People need to be 18 – or 19, depending on the territory – to legally buy, possess or use cannabis, with legal drugs displaying an excise stamp on the product label. However, anyone either bringing cannabis or cannabis products into – or taking them out of – the country still risks ‘serious criminal penalties’, the government states, including if the drug is being used for medical purposes. Central and provincial government will also continue a programme of public education about the new legal framework, as well as responsible use, health and safety, and the dangers of drug-impaired driving.

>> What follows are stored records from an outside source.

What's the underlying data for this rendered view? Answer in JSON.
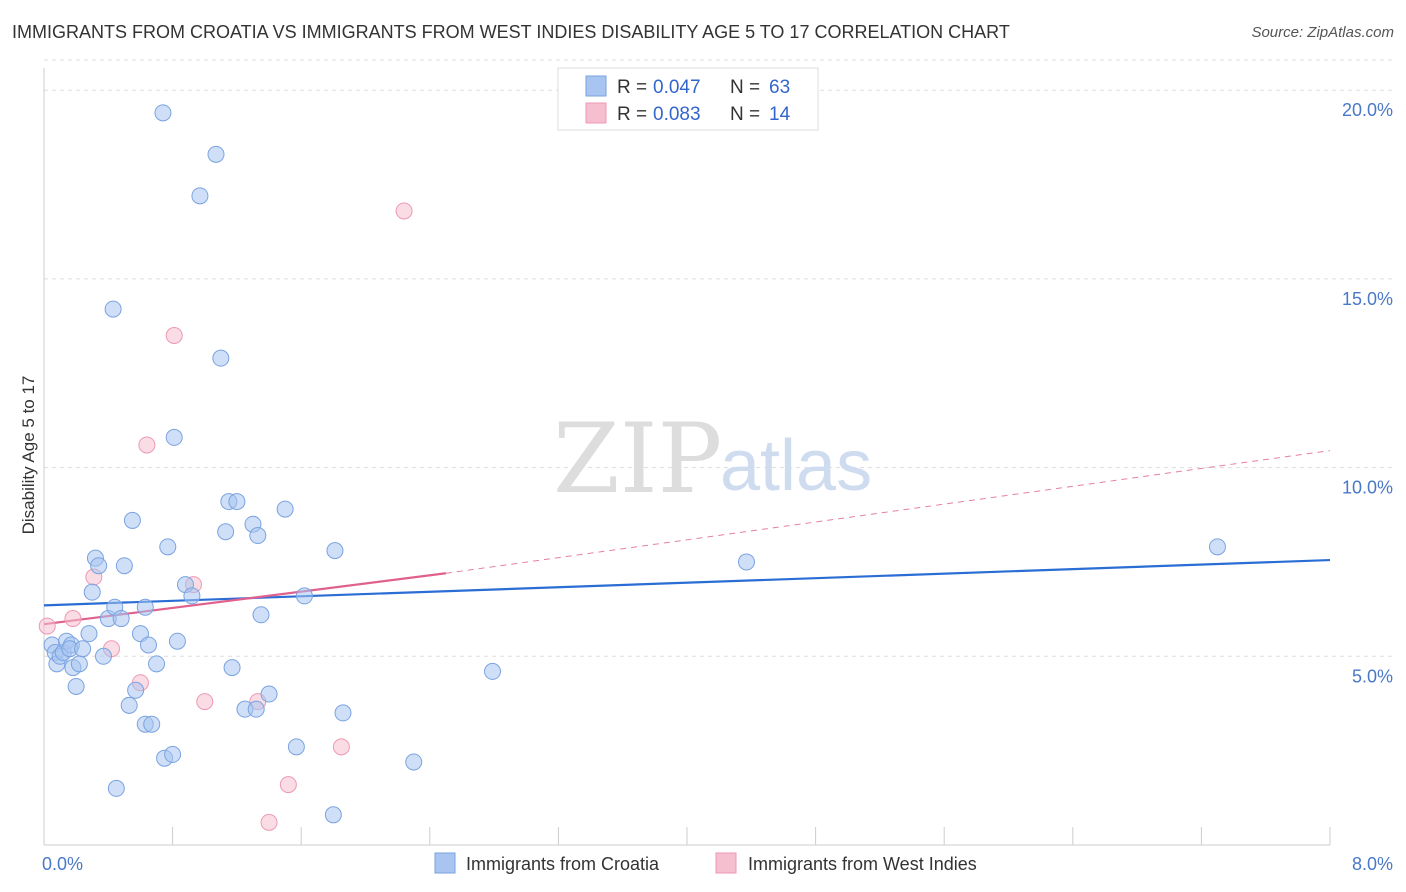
{
  "title": "IMMIGRANTS FROM CROATIA VS IMMIGRANTS FROM WEST INDIES DISABILITY AGE 5 TO 17 CORRELATION CHART",
  "source": "Source: ZipAtlas.com",
  "watermark": {
    "zip": "ZIP",
    "atlas": "atlas"
  },
  "colors": {
    "croatia_fill": "#a8c4f0",
    "croatia_stroke": "#7aa3e0",
    "croatia_line": "#2a6dd4",
    "westindies_fill": "#f6bfd0",
    "westindies_stroke": "#ee99b4",
    "westindies_line": "#e0608e",
    "grid": "#dddddd",
    "tick_text": "#4a78c8"
  },
  "legend": {
    "rows": [
      {
        "r_label": "R =",
        "r_value": "0.047",
        "n_label": "N =",
        "n_value": "63"
      },
      {
        "r_label": "R =",
        "r_value": "0.083",
        "n_label": "N =",
        "n_value": "14"
      }
    ]
  },
  "chart_data": {
    "type": "scatter",
    "title": "IMMIGRANTS FROM CROATIA VS IMMIGRANTS FROM WEST INDIES DISABILITY AGE 5 TO 17 CORRELATION CHART",
    "xlabel": "",
    "ylabel": "Disability Age 5 to 17",
    "xlim": [
      0,
      8
    ],
    "ylim": [
      0,
      20.8
    ],
    "x_tick_labels": [
      "0.0%",
      "8.0%"
    ],
    "y_ticks": [
      5,
      10,
      15,
      20
    ],
    "y_tick_labels": [
      "5.0%",
      "10.0%",
      "15.0%",
      "20.0%"
    ],
    "grid": true,
    "legend_position": "top-center",
    "series": [
      {
        "name": "Immigrants from Croatia",
        "r": 0.047,
        "n": 63,
        "trend": {
          "x0": 0,
          "y0": 6.35,
          "x1": 8,
          "y1": 7.55
        },
        "points": [
          [
            0.05,
            5.3
          ],
          [
            0.07,
            5.1
          ],
          [
            0.08,
            4.8
          ],
          [
            0.1,
            5.0
          ],
          [
            0.12,
            5.1
          ],
          [
            0.14,
            5.4
          ],
          [
            0.17,
            5.3
          ],
          [
            0.18,
            4.7
          ],
          [
            0.2,
            4.2
          ],
          [
            0.22,
            4.8
          ],
          [
            0.28,
            5.6
          ],
          [
            0.3,
            6.7
          ],
          [
            0.32,
            7.6
          ],
          [
            0.34,
            7.4
          ],
          [
            0.37,
            5.0
          ],
          [
            0.4,
            6.0
          ],
          [
            0.44,
            6.3
          ],
          [
            0.45,
            1.5
          ],
          [
            0.48,
            6.0
          ],
          [
            0.5,
            7.4
          ],
          [
            0.53,
            3.7
          ],
          [
            0.55,
            8.6
          ],
          [
            0.57,
            4.1
          ],
          [
            0.6,
            5.6
          ],
          [
            0.63,
            6.3
          ],
          [
            0.63,
            3.2
          ],
          [
            0.65,
            5.3
          ],
          [
            0.67,
            3.2
          ],
          [
            0.7,
            4.8
          ],
          [
            0.75,
            2.3
          ],
          [
            0.77,
            7.9
          ],
          [
            0.8,
            2.4
          ],
          [
            0.81,
            10.8
          ],
          [
            0.83,
            5.4
          ],
          [
            0.88,
            6.9
          ],
          [
            0.92,
            6.6
          ],
          [
            0.97,
            17.2
          ],
          [
            1.07,
            18.3
          ],
          [
            1.1,
            12.9
          ],
          [
            1.13,
            8.3
          ],
          [
            1.15,
            9.1
          ],
          [
            1.17,
            4.7
          ],
          [
            1.2,
            9.1
          ],
          [
            1.25,
            3.6
          ],
          [
            1.3,
            8.5
          ],
          [
            1.32,
            3.6
          ],
          [
            1.33,
            8.2
          ],
          [
            1.35,
            6.1
          ],
          [
            1.4,
            4.0
          ],
          [
            1.5,
            8.9
          ],
          [
            1.57,
            2.6
          ],
          [
            1.62,
            6.6
          ],
          [
            1.8,
            0.8
          ],
          [
            1.81,
            7.8
          ],
          [
            1.86,
            3.5
          ],
          [
            2.3,
            2.2
          ],
          [
            2.79,
            4.6
          ],
          [
            4.37,
            7.5
          ],
          [
            7.3,
            7.9
          ],
          [
            0.43,
            14.2
          ],
          [
            0.74,
            19.4
          ],
          [
            0.16,
            5.2
          ],
          [
            0.24,
            5.2
          ]
        ]
      },
      {
        "name": "Immigrants from West Indies",
        "r": 0.083,
        "n": 14,
        "trend_solid": {
          "x0": 0,
          "y0": 5.85,
          "x1": 2.5,
          "y1": 7.2
        },
        "trend_dashed": {
          "x0": 2.5,
          "y0": 7.2,
          "x1": 8,
          "y1": 10.45
        },
        "points": [
          [
            0.02,
            5.8
          ],
          [
            0.18,
            6.0
          ],
          [
            0.31,
            7.1
          ],
          [
            0.42,
            5.2
          ],
          [
            0.6,
            4.3
          ],
          [
            0.64,
            10.6
          ],
          [
            0.81,
            13.5
          ],
          [
            0.93,
            6.9
          ],
          [
            1.0,
            3.8
          ],
          [
            1.33,
            3.8
          ],
          [
            1.4,
            0.6
          ],
          [
            1.52,
            1.6
          ],
          [
            1.85,
            2.6
          ],
          [
            2.24,
            16.8
          ]
        ]
      }
    ]
  },
  "bottom_legend": {
    "items": [
      {
        "label": "Immigrants from Croatia"
      },
      {
        "label": "Immigrants from West Indies"
      }
    ]
  }
}
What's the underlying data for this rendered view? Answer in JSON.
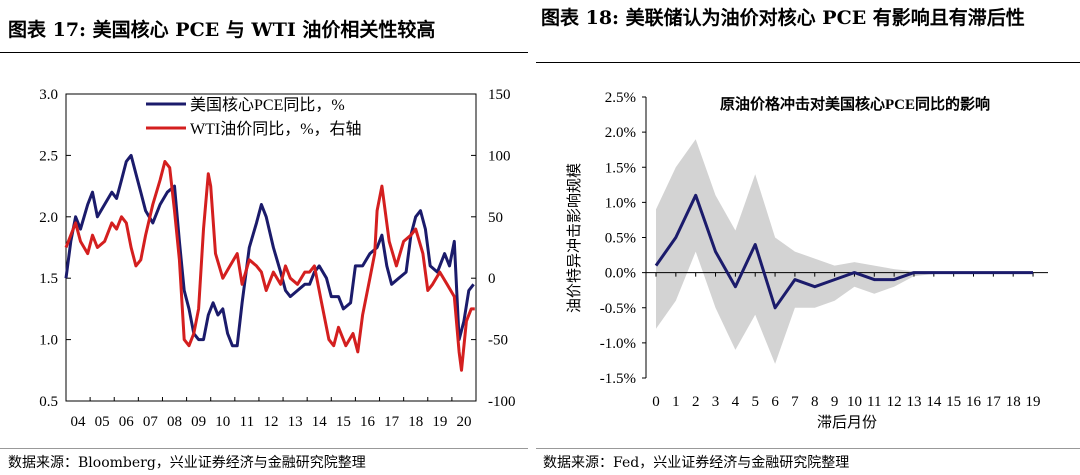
{
  "titles": {
    "left": "图表 17:  美国核心 PCE 与 WTI 油价相关性较高",
    "right": "图表 18:  美联储认为油价对核心 PCE 有影响且有滞后性"
  },
  "sources": {
    "left": "数据来源：Bloomberg，兴业证券经济与金融研究院整理",
    "right": "数据来源：Fed，兴业证券经济与金融研究院整理"
  },
  "colors": {
    "navy": "#1b1b6b",
    "red": "#d41f1f",
    "band": "#d3d3d3"
  },
  "chart_data": [
    {
      "type": "line",
      "title": "",
      "x_labels": [
        "04",
        "05",
        "06",
        "07",
        "08",
        "09",
        "10",
        "11",
        "12",
        "13",
        "14",
        "15",
        "16",
        "17",
        "18",
        "19",
        "20"
      ],
      "x_range": [
        2004,
        2021
      ],
      "y_left": {
        "ticks": [
          "0.5",
          "1.0",
          "1.5",
          "2.0",
          "2.5",
          "3.0"
        ],
        "ylim": [
          0.5,
          3.0
        ]
      },
      "y_right": {
        "ticks": [
          "-100",
          "-50",
          "0",
          "50",
          "100",
          "150"
        ],
        "ylim": [
          -100,
          150
        ]
      },
      "legend": [
        "美国核心PCE同比，%",
        "WTI油价同比，%，右轴"
      ],
      "series": [
        {
          "name": "美国核心PCE同比，%",
          "axis": "left",
          "color": "navy",
          "x": [
            2004.0,
            2004.2,
            2004.4,
            2004.6,
            2004.9,
            2005.1,
            2005.3,
            2005.6,
            2005.9,
            2006.1,
            2006.3,
            2006.5,
            2006.7,
            2006.9,
            2007.1,
            2007.3,
            2007.6,
            2007.9,
            2008.2,
            2008.5,
            2008.7,
            2008.9,
            2009.1,
            2009.3,
            2009.5,
            2009.7,
            2009.9,
            2010.1,
            2010.3,
            2010.5,
            2010.7,
            2010.9,
            2011.1,
            2011.3,
            2011.6,
            2011.9,
            2012.1,
            2012.3,
            2012.6,
            2012.9,
            2013.1,
            2013.3,
            2013.6,
            2013.9,
            2014.1,
            2014.3,
            2014.5,
            2014.8,
            2015.0,
            2015.3,
            2015.5,
            2015.8,
            2016.0,
            2016.3,
            2016.6,
            2016.9,
            2017.1,
            2017.3,
            2017.5,
            2017.8,
            2018.1,
            2018.3,
            2018.5,
            2018.7,
            2018.9,
            2019.1,
            2019.4,
            2019.7,
            2019.9,
            2020.1,
            2020.3,
            2020.5,
            2020.7,
            2020.9
          ],
          "values": [
            1.5,
            1.8,
            2.0,
            1.9,
            2.1,
            2.2,
            2.0,
            2.1,
            2.2,
            2.15,
            2.3,
            2.45,
            2.5,
            2.35,
            2.2,
            2.05,
            1.95,
            2.1,
            2.2,
            2.25,
            1.8,
            1.4,
            1.25,
            1.05,
            1.0,
            1.0,
            1.2,
            1.3,
            1.2,
            1.25,
            1.05,
            0.95,
            0.95,
            1.3,
            1.75,
            1.95,
            2.1,
            2.0,
            1.75,
            1.55,
            1.4,
            1.35,
            1.4,
            1.45,
            1.45,
            1.55,
            1.6,
            1.5,
            1.35,
            1.35,
            1.25,
            1.3,
            1.6,
            1.6,
            1.7,
            1.75,
            1.85,
            1.6,
            1.45,
            1.5,
            1.55,
            1.85,
            2.0,
            2.05,
            1.9,
            1.6,
            1.55,
            1.7,
            1.6,
            1.8,
            1.0,
            1.15,
            1.4,
            1.45
          ]
        },
        {
          "name": "WTI油价同比，%，右轴",
          "axis": "right",
          "color": "red",
          "x": [
            2004.0,
            2004.2,
            2004.4,
            2004.6,
            2004.9,
            2005.1,
            2005.3,
            2005.6,
            2005.9,
            2006.1,
            2006.3,
            2006.5,
            2006.7,
            2006.9,
            2007.1,
            2007.3,
            2007.6,
            2007.9,
            2008.1,
            2008.3,
            2008.5,
            2008.7,
            2008.9,
            2009.1,
            2009.3,
            2009.5,
            2009.7,
            2009.9,
            2010.0,
            2010.2,
            2010.5,
            2010.8,
            2011.1,
            2011.3,
            2011.6,
            2011.9,
            2012.1,
            2012.3,
            2012.6,
            2012.9,
            2013.1,
            2013.3,
            2013.6,
            2013.9,
            2014.1,
            2014.3,
            2014.6,
            2014.9,
            2015.1,
            2015.3,
            2015.6,
            2015.9,
            2016.1,
            2016.3,
            2016.6,
            2016.8,
            2016.9,
            2017.1,
            2017.4,
            2017.7,
            2018.0,
            2018.3,
            2018.5,
            2018.8,
            2019.0,
            2019.2,
            2019.5,
            2019.8,
            2020.1,
            2020.3,
            2020.4,
            2020.6,
            2020.8,
            2020.95
          ],
          "values": [
            25,
            35,
            45,
            30,
            20,
            35,
            25,
            30,
            45,
            40,
            50,
            45,
            25,
            10,
            15,
            35,
            60,
            80,
            95,
            90,
            55,
            15,
            -50,
            -55,
            -45,
            -25,
            40,
            85,
            75,
            20,
            0,
            10,
            20,
            -5,
            15,
            10,
            5,
            -10,
            5,
            -5,
            10,
            0,
            -5,
            5,
            5,
            10,
            -20,
            -50,
            -55,
            -40,
            -55,
            -45,
            -60,
            -30,
            0,
            20,
            55,
            75,
            30,
            10,
            30,
            35,
            40,
            20,
            -10,
            -5,
            5,
            -5,
            -15,
            -60,
            -75,
            -35,
            -25,
            -25
          ]
        }
      ]
    },
    {
      "type": "line",
      "title": "原油价格冲击对美国核心PCE同比的影响",
      "xlabel": "滞后月份",
      "ylabel": "油价特异冲击影响规模",
      "x": [
        0,
        1,
        2,
        3,
        4,
        5,
        6,
        7,
        8,
        9,
        10,
        11,
        12,
        13,
        14,
        15,
        16,
        17,
        18,
        19
      ],
      "y_ticks": [
        "-1.5%",
        "-1.0%",
        "-0.5%",
        "0.0%",
        "0.5%",
        "1.0%",
        "1.5%",
        "2.0%",
        "2.5%"
      ],
      "ylim": [
        -1.5,
        2.5
      ],
      "series": [
        {
          "name": "中值",
          "values": [
            0.1,
            0.5,
            1.1,
            0.3,
            -0.2,
            0.4,
            -0.5,
            -0.1,
            -0.2,
            -0.1,
            0.0,
            -0.1,
            -0.1,
            0.0,
            0.0,
            0.0,
            0.0,
            0.0,
            0.0,
            0.0
          ]
        },
        {
          "name": "上界",
          "values": [
            0.9,
            1.5,
            1.9,
            1.1,
            0.6,
            1.4,
            0.5,
            0.3,
            0.2,
            0.1,
            0.15,
            0.1,
            0.05,
            0.02,
            0.02,
            0.01,
            0.01,
            0.01,
            0.01,
            0.01
          ]
        },
        {
          "name": "下界",
          "values": [
            -0.8,
            -0.4,
            0.3,
            -0.5,
            -1.1,
            -0.6,
            -1.3,
            -0.5,
            -0.5,
            -0.4,
            -0.2,
            -0.3,
            -0.2,
            -0.05,
            -0.02,
            -0.01,
            -0.01,
            -0.01,
            -0.01,
            -0.01
          ]
        }
      ]
    }
  ]
}
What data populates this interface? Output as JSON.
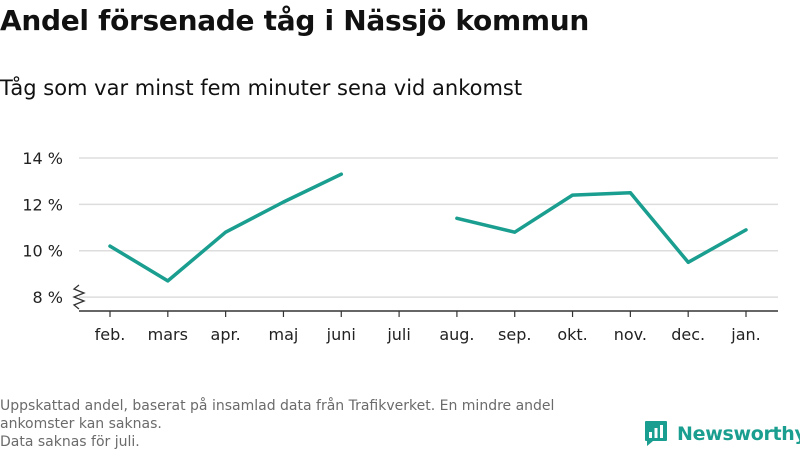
{
  "title": "Andel försenade tåg i Nässjö kommun",
  "subtitle": "Tåg som var minst fem minuter sena vid ankomst",
  "chart_data": {
    "type": "line",
    "categories": [
      "feb.",
      "mars",
      "apr.",
      "maj",
      "juni",
      "juli",
      "aug.",
      "sep.",
      "okt.",
      "nov.",
      "dec.",
      "jan."
    ],
    "series": [
      {
        "values": [
          10.2,
          8.7,
          10.8,
          12.1,
          13.3,
          null,
          11.4,
          10.8,
          12.4,
          12.5,
          9.5,
          10.9
        ]
      }
    ],
    "y_ticks": [
      8,
      10,
      12,
      14
    ],
    "y_tick_labels": [
      "8 %",
      "10 %",
      "12 %",
      "14 %"
    ],
    "ylim": [
      7.4,
      14.0
    ],
    "y_axis_break": true,
    "grid": true,
    "line_color": "#1a9e8f"
  },
  "footnote": {
    "line1": "Uppskattad andel, baserat på insamlad data från Trafikverket. En mindre andel ankomster kan saknas.",
    "line2": "Data saknas för juli."
  },
  "brand": {
    "name": "Newsworthy",
    "icon": "newsworthy-logo-icon",
    "color": "#1a9e8f"
  }
}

New criminal offences have been added making it illegal to sell cannabis to a minor.

‘The implementation of this progressive public policy marks an important shift in our country’s approach to cannabis,’ said justice minister and attorney general, Jody Wilson-Raybould. ‘With a strictly regulated market for adults we will help keep cannabis out of the hands of youth and profits out of the pockets of criminals. Along with new laws and regulations on cannabis, our government has also implemented stronger laws on drug- and alcohol-impaired driving. I am very proud that Canada now has one of the toughest impaired driving regimes in the world.’

‘While we still have a lot of work to do, we are confident that the more than two years of work that went into this process have resulted in legislation that will help us achieve our public health and safety objectives,’ added border security minister Bill Blair.